The Other Face of Kreuzberg: The Werner-Düttmann-Siedlung
On Fichte and Körtestraße, just up from Südstern U-Bahn, you might pass by an elegant wine shop, a Michelin restaurant or an organic market. Just a block farther, past the pre-war buildings, on Urbanstr., you reach a very different face of Kreuzberg: one of poverty and social exclusion, the Werner-Düttmann-Siedlung, a social housing project built in 1982. In few places in the city is the contrast of micro-climates so stark.
The first, superficial, impression is of veiled women and hundreds of children living in crumbling concrete block housing. The 3 000 inhabitants are generally poor and traditional in outlook. Many came from religious areas of rural Lebanon and Turkey (80% of them have an immigrant background), looking for a better life in Germany. Perhaps their lives have improved, compared to what they had in Eastern Anatolia, but 90% still subsist under the poverty line according to the city.
The sounds of birds, and those of children, mix in the yards between the blocks. 1/3 of the population are minors, and they run riot. There are not enough rooms for them in the households, causing families stress. Let loose between the buildings, with little supervision, they speak Arabic and Turkish with one another, not German. This is because the kids are initially educated in the day care and kindergarden located on the premises, with other children whose parents might not speak German. The challenges they will face in the German education system are not hard to imagine.

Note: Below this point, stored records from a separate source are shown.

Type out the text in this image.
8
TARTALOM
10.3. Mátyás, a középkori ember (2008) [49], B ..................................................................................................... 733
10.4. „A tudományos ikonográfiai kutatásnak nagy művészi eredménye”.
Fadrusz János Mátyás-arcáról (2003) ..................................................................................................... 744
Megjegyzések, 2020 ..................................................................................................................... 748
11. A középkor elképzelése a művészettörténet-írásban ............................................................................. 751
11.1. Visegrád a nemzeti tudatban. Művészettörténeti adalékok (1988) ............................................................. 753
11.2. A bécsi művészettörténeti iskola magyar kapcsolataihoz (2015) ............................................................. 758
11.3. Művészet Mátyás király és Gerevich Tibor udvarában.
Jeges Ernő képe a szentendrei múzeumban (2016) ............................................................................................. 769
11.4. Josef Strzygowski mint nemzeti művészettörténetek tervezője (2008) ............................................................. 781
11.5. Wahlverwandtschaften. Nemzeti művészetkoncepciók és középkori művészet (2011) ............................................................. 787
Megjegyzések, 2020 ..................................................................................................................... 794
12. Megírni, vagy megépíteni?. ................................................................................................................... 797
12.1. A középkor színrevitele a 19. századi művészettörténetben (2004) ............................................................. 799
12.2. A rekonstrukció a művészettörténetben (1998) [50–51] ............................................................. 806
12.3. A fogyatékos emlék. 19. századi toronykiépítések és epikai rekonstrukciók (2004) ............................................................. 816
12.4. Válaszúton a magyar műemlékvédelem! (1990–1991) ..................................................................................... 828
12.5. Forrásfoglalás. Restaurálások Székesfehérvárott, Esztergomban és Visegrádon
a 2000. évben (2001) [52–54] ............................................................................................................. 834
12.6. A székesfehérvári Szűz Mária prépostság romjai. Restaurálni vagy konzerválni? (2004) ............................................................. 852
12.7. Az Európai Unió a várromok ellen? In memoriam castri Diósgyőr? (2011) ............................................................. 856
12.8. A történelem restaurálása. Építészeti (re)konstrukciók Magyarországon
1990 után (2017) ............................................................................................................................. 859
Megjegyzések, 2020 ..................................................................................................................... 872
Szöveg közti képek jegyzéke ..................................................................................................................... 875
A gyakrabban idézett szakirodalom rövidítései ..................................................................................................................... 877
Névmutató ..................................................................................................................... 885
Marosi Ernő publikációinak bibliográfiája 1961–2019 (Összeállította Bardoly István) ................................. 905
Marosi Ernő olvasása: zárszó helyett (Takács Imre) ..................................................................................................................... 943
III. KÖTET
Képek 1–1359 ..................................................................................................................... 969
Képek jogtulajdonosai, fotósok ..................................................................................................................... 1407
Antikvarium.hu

Meanwhile, gentrification encroaches. Some of the apartments in the complex have been renovated, and young professionals who want to live in Kreuzberg, and find the housing market here tight, are moving in. Well-heeled hipsters pass long-time welfare recipients in the graffiti-scrawled hallways, they stand together suspiciously in the elevators. Gay couples are careful to keep their curtains closed at night.
And yet, walking into the complex in summer, a different impression emerges. The side roads weave between the blocks with their balconies, some blooming with flowers, or sprouting satellite dishes that link to separate cultures.One encounters groups of women sitting on park benches chatting. Men laugh, and call to each other from windows. There is a vivaciousness that is refreshingly removed from the stereotypical German reserve. There is green, trees overhang the boulevards, and there is a community center with computer terminals; one has the impression that the Siedlung is doing its best for its poor. And the complex is reasonably safe, shockingly so for someone used to inner-city crime in America.
But there is still aggression and frustration.
It’s most visibly taken out on a handsome restaurant located adjacent, on Urbanstraße, a visible sign of the neighbourhood’s gentrification. Its roll-down grate is the victim of dents, its sign is cracked, vandalised. Children run into the restaurant, race between the tables, and scream obscenities at the wealthier, mostly ‘German’ clients, then rush out laughing.
They do this partly for fun. They do it partly out of an understanding, not yet articulated, that soon enough they will be unheard.